'We are the future': Young people discuss partnerships between Scotland and Malawi

19 October 2018

Young people were at the heart of discussions about the longstanding relationships between Scotland and Malawi as over 500 people joined at events in both countries.

As part of the Year of the Young People, Ben Macpherson MSP, the new Scottish Government Minister for Europe, Migration and International Development, joined young people in both Lilongwe and then Glasgow to hear their views on youth participation and how best to play a part in sustaining the 159-year partnerships the two nations share.

Coordinated by both the Scotland Malawi Partnership and their sister network, the Malawi and Scotland Partnership, the young people were given a forum at each event to air their views on a number of topics such as girls’ education, good governance, shared cultural learnings and how to include youth voices at a political level.

Speaking at the Scotland Malawi Partnership’s AGM on 6th October in Glasgow, members of a newly formed Scotland-Malawi Youth Committee relayed their hopes and ambitions for how they plan to promote the culture, heritage and shared history between the two countries.

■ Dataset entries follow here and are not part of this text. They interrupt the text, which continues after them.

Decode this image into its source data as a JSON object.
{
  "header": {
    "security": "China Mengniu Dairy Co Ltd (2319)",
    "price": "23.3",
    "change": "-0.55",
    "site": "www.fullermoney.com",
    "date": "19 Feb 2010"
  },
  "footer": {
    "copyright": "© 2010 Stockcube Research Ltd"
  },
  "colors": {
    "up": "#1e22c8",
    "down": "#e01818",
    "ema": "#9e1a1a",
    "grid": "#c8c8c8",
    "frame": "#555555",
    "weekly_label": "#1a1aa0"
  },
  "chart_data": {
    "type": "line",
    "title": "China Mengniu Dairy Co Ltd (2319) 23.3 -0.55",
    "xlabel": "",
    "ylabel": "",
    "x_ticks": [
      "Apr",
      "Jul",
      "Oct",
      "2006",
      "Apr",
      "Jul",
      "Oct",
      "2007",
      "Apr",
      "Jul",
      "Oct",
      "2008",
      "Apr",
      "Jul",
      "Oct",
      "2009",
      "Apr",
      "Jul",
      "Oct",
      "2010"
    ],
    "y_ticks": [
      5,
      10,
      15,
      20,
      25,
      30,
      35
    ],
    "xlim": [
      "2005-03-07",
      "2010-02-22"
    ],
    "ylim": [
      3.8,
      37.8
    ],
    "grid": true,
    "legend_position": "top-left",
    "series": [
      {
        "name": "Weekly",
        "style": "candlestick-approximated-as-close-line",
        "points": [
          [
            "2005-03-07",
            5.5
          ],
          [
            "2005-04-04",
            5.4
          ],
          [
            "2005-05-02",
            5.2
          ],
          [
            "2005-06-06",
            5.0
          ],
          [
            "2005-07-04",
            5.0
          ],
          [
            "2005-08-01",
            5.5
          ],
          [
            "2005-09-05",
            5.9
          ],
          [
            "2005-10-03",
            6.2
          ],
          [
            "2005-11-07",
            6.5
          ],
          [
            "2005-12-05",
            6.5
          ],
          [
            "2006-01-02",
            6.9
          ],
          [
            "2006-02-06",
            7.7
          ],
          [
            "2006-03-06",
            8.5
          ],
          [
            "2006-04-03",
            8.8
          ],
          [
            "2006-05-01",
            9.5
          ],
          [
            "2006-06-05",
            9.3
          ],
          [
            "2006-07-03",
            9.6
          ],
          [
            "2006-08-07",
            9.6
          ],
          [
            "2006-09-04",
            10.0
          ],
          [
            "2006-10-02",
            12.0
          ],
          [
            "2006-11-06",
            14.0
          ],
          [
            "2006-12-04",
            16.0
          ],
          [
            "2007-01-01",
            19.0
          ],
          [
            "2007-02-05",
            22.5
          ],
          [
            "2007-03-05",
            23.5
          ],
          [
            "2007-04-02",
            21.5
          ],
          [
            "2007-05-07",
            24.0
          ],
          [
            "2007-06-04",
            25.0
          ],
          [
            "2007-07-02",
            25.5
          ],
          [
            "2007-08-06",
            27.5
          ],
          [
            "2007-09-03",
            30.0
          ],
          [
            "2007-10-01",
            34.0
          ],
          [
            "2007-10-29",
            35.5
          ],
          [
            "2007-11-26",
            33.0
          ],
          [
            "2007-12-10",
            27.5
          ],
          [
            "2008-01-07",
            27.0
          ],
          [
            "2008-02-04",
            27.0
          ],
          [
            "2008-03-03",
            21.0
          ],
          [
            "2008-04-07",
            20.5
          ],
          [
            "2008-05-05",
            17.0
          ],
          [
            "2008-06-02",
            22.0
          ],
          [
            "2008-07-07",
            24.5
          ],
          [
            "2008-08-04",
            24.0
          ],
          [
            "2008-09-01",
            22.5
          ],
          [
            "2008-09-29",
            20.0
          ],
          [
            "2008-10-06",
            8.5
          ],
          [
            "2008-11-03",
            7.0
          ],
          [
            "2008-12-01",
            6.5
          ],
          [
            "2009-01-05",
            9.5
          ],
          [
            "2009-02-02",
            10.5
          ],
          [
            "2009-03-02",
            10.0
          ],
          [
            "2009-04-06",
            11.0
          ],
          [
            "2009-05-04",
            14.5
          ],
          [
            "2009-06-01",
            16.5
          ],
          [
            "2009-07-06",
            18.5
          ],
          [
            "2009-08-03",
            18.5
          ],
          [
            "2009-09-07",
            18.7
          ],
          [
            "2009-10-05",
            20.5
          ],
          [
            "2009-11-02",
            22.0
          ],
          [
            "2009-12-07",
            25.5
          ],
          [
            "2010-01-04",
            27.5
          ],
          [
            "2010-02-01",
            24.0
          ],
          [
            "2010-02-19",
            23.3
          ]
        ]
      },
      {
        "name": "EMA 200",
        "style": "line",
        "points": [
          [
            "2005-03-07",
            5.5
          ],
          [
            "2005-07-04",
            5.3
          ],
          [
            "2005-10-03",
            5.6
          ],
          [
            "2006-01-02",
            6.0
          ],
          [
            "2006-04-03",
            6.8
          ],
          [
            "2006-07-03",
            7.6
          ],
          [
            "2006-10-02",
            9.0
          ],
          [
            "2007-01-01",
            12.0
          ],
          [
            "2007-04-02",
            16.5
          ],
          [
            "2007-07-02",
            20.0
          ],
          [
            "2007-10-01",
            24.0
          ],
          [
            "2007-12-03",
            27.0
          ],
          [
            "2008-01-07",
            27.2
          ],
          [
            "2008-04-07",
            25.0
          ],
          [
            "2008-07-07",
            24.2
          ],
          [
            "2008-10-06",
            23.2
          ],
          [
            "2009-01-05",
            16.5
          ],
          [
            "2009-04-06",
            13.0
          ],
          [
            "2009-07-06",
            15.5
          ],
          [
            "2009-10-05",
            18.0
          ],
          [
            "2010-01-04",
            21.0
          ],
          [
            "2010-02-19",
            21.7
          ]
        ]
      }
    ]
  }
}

The work of this committee is part of a larger 18-month project by the Scotland Malawi Partnership which has been funded by the Young People National Lottery Fund and is focused on promoting the cultural exchange between young people in Scotland and Malawi.

St Andrews University student Chiara Contronei is one of the new members of the Youth Committee. Having visited Malawi during a summer trip, Chiara says she wanted to be involved with a partnership which is committed to supporting fair and responsible initiatives.

“I hope to contribute to young voices being heard equally from both countries, which is difficult given the difference in access to education,” Chiara said.

“Personally, I look forward to learning more about globalisation and the influence that countries have on each other and I’m especially excited to learn from, and about Malawi, which is so rich and diverse in its culture and history.”

Taking part in a Q&A with a panel from the Youth Committee at the SMP’s recent AGM in Glasgow, Mr Macpherson said a common theme he had observed during his visits to Lilongwe and Glasgow was a real ambition for greater youth empowerment, adding that the Year of the Young People had especially catalysed this feeling in Scotland.

The panel of young people included Malawian, Gift Thompson who is currently studying Public Sociology on a four-year scholarship at Queen Margaret University in Edinburgh.

In Malawi, Gift lives at STEKA - a care home he shares with the 65 other young people he proudly calls his brothers and sisters.

Speaking to the Minister, Gift shared how beneficial the relationship between QMU and STEKA has been to previous students in Scotland as they learned about Malawian family values, community, equality and the privilege of being able to access education.

He added that the model of two-way partnership is of real benefit to people in Scotland as well as Malawi, and an important way to ensure that people stop seeing Malawians as “poor people in need” and instead recognise the resilient and positive way Malawians focus on a “shared community based approach to overcoming poverty”.

After a round of applause from the audience and recognition from the Minister for his question, Mr Macpherson responded to Gift by saying it was important that Scotland and Malawi continue to evolve the partnerships they share and ensure that the work is “not in sympathy but in empathy”.

“One of the strengths of what we do in the Scottish Government and what the wider partnership with Malawi and Scotland has evolved into and move towards is that sense of partnership and collaboration rather than simply just charity,” he said, speaking at the SMP AGM.

For Youth Committee member Nicola Goldmann, a student at the University of Glasgow, it is this notion of being able to develop skills and cross-cultural knowledge which most drives her.

“The principles the SMP stand for such as; nobody being left behind on either half of the team; and emphasising a balanced, dignified partnership in order to achieve a shared goal is really what all partnerships should be looking to achieve,” Nicola said.

“I think the Youth Committee can be so powerful in opening opportunities for younger generations, encouraging the development of skills and cross-cultural knowledge and therefore making future collaborative efforts between our two countries even better.”

Rachel Cameron, a pupil at the Community School of Auchterarder, was delighted to get the opportunity to meet the minister in her new Youth Committee role, and be a part of the SMP AGM which this year focused on sustainability and youth participation.

“To me it’s so important that young people get a voice especially in Malawi,” she said.

“From my trip there, I realised that lots of young people do not have the voice or the power to speak up for themselves so I think it’s extremely important we give young people the voice they deserve. After all, we are the future.

“I would love to see more youth participation. I think a lot of young people are scared to speak up for what they believe in and I hope through the Youth Committee we will be able to give a voice to everyone, both here and in Malawi.”

David Hope-Jones OBE, Chief Executive of the Scotland Malawi Partnership said: “Young people remain at the very heart of the longstanding friendship which Scotland enjoys with Malawi. With more than 45% of the Malawi population under the age of 15, it is right that we are led by the priorities of young people from both nations.

“There are hundreds of Malawi school partnerships, thousands of young people directly involved and ever increasing youth-leadership in Scotland’s distinctive sense of internationalism.

“What better way to mark the Year of Young People than supporting young Scots and Malawians to further enhance their friendships together for mutual benefit.”